If your H-bridge and the Arduino are running from the same +5V supply, then you can switch either the high side or the low side of the H-bridge. You can use either a logic-level P-channel mosfet to switch the high side, or a logic-level N-channel mosfet to switch the low side. The P-channel mosfet needs a pullup resistor between gate and +5V to hold it off while the system is powering up; the N-channel mosfet needs a pulldown resistor to ground for the same reason. In both cases, when the mosfet is off, there is no voltage across the resistor, so no associated current drain.
If your H-bridge uses a different +5V (or higher) power supply from the one powering the Arduino, then you must use high-side switching, with a P-channel mosfet and an NPN BJT or similar to level-shift the mosfet gate drive. The usual level shifting circuit consumes no power when the mosfet is off.
I suggest you include 1K resistors between INA, INB and the corresponding Arduino pins, to protect the chips in the event of you getting the sequence wrong.

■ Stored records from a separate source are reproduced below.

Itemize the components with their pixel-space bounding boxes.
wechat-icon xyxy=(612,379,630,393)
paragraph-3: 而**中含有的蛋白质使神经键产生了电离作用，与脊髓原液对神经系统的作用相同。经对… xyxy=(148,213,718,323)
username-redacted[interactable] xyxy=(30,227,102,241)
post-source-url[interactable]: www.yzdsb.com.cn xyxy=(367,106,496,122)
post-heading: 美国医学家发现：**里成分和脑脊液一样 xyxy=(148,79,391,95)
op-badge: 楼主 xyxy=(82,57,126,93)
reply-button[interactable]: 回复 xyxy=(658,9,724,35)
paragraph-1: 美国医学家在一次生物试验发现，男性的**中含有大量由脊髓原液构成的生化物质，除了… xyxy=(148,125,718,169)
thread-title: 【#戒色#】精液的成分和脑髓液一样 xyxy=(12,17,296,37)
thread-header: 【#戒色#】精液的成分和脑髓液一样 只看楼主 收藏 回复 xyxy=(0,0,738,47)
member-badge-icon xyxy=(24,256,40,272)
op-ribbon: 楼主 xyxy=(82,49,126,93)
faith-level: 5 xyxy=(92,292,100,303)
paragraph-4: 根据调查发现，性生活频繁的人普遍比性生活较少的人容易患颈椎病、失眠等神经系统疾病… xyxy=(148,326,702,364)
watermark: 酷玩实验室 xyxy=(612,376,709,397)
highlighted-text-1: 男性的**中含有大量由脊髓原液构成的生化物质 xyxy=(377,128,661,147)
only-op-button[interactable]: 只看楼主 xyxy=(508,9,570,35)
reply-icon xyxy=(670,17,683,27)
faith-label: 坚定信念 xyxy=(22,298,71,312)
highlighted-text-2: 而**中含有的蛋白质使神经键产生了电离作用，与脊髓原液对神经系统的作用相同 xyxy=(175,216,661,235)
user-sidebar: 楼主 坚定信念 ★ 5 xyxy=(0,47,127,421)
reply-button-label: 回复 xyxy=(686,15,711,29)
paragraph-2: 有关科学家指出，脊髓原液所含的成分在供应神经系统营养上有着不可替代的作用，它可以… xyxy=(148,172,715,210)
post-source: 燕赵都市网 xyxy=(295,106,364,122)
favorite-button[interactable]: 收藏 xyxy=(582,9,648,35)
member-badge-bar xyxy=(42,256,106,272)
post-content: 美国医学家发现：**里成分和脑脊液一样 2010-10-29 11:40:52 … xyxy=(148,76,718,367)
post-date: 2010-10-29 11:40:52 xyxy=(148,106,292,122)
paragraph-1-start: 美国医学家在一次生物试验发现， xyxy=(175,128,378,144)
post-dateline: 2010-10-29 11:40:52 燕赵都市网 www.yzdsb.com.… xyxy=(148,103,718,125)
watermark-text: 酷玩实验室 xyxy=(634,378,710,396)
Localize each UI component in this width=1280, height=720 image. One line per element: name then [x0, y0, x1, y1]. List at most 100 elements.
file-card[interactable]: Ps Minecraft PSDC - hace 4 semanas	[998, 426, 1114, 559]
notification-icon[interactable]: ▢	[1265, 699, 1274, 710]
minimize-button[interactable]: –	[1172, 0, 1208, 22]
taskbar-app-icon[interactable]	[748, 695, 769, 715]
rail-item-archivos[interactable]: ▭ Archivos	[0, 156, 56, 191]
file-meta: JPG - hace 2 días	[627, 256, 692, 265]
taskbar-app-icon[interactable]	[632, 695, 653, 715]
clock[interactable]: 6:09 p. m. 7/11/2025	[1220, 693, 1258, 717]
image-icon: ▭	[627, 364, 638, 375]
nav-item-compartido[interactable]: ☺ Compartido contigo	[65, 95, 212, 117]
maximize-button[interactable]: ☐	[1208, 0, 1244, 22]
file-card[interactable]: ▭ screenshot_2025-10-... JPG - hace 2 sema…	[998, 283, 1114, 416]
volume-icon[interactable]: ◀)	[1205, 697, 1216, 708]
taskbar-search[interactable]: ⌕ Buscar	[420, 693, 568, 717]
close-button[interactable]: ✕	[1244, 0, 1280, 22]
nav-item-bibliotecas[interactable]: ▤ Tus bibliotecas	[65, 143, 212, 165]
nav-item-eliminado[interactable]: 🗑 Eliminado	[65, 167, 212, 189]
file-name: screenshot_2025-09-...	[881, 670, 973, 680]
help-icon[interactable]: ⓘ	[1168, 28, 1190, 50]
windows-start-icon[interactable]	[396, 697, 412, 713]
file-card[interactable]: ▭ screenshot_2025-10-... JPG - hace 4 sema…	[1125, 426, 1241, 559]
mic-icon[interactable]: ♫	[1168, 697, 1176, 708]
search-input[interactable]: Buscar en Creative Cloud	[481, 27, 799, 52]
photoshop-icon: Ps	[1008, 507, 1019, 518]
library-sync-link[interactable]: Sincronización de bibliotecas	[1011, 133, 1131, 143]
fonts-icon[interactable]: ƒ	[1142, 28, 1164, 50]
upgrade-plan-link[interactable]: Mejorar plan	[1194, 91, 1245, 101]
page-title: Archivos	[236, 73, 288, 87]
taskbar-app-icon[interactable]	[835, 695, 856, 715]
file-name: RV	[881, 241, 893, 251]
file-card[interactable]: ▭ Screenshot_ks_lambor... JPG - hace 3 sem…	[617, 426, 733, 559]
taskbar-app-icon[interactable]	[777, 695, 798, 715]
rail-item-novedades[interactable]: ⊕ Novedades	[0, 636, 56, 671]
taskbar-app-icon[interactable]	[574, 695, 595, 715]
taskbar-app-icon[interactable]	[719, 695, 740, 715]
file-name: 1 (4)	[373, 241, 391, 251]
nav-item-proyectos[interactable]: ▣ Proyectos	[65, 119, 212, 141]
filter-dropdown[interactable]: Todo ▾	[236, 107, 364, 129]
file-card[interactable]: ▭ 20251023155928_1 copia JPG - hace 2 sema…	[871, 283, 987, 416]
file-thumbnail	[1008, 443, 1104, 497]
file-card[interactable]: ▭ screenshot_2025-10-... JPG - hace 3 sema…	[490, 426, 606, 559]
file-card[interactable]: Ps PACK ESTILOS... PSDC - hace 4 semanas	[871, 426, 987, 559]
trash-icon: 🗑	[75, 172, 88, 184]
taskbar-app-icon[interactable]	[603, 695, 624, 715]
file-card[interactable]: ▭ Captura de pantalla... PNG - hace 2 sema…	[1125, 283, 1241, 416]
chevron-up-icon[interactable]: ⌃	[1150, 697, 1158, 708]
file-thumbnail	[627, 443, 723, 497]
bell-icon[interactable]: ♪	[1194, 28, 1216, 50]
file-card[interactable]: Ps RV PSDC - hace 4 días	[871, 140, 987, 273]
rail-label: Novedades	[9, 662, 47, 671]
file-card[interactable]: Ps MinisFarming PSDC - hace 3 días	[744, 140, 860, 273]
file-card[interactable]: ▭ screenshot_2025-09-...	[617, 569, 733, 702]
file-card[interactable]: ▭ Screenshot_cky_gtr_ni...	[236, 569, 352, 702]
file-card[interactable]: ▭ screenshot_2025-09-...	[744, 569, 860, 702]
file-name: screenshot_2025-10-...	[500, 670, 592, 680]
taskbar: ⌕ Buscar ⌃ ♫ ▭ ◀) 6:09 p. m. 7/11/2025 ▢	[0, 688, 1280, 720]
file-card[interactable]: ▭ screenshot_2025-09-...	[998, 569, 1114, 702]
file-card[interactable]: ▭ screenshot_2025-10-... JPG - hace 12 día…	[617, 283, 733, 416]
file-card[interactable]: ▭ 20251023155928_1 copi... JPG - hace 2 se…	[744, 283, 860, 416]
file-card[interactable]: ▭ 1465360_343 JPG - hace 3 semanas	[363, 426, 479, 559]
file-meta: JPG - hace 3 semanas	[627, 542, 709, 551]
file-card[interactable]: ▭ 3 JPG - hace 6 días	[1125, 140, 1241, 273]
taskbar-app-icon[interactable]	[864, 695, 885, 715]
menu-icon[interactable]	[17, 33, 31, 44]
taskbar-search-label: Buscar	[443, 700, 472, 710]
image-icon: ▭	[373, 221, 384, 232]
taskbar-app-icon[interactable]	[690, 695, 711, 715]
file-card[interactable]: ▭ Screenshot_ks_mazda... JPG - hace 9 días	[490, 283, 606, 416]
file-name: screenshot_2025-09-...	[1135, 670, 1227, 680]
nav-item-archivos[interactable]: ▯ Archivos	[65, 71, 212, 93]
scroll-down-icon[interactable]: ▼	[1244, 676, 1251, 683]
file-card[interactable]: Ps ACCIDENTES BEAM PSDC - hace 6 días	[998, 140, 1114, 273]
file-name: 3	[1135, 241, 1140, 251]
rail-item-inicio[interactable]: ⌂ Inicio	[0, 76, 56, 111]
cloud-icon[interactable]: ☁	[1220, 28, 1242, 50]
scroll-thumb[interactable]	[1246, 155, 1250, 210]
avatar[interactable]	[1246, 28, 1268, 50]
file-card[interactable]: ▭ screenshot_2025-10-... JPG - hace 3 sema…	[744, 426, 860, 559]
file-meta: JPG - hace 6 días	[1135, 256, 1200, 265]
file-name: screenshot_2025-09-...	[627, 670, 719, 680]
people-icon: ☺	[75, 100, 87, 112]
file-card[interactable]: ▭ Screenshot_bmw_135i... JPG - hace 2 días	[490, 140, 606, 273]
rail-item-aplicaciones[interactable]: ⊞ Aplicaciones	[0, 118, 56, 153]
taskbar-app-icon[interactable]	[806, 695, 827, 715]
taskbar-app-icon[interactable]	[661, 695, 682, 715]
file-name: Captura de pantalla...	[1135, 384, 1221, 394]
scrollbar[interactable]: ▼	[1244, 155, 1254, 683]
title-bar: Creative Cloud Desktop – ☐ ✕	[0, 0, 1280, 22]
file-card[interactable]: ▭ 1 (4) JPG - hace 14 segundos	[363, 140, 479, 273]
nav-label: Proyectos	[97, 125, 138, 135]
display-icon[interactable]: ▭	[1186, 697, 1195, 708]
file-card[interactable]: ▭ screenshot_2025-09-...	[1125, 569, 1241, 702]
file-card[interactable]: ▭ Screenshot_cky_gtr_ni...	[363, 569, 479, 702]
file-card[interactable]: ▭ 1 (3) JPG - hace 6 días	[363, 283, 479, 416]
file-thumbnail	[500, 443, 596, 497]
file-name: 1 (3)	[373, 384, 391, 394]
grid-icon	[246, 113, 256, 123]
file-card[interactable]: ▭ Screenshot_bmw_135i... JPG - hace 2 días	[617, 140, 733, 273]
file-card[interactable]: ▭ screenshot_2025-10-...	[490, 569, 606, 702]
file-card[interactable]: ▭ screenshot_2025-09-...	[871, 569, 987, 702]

Here is my suggested operating sequence:
- Low side switching with N-channel mosfet (output pin high to turn mosfet on)
Initialise:
digitalWrite LOW to mosfet control
mosfet control pinMode to OUTPUT
digitalWrite HIGH to INA, INB
INA, INB pinMode to OUTPUT (both will be set HIGH because of the previous command)
Power up:
INA, INB should both already be HIGH
Mosfet control HIGH to enable power to H-bridge
Power down:
INA, INB HIGH
Mosfet control LOW to power down H-bridge
- High side switching, direct connection to P-channel mosfet (output pin low to turn mosfet on)
Initialise:
digitalWrite HIGH to mosfet control
mosfet control pinMode to OUTPUT
DigitalWrite LOW to INA, INB
INA, INB pinMode to OUTPUT
Power up:
INA, INB should already be LOW
Mosfet control LOW
Power down:
INA, INB LOW
Mosfet control HIGH.
- High side switching with level shift: as (2) but reverse mosfet control pin HIGH/LOW.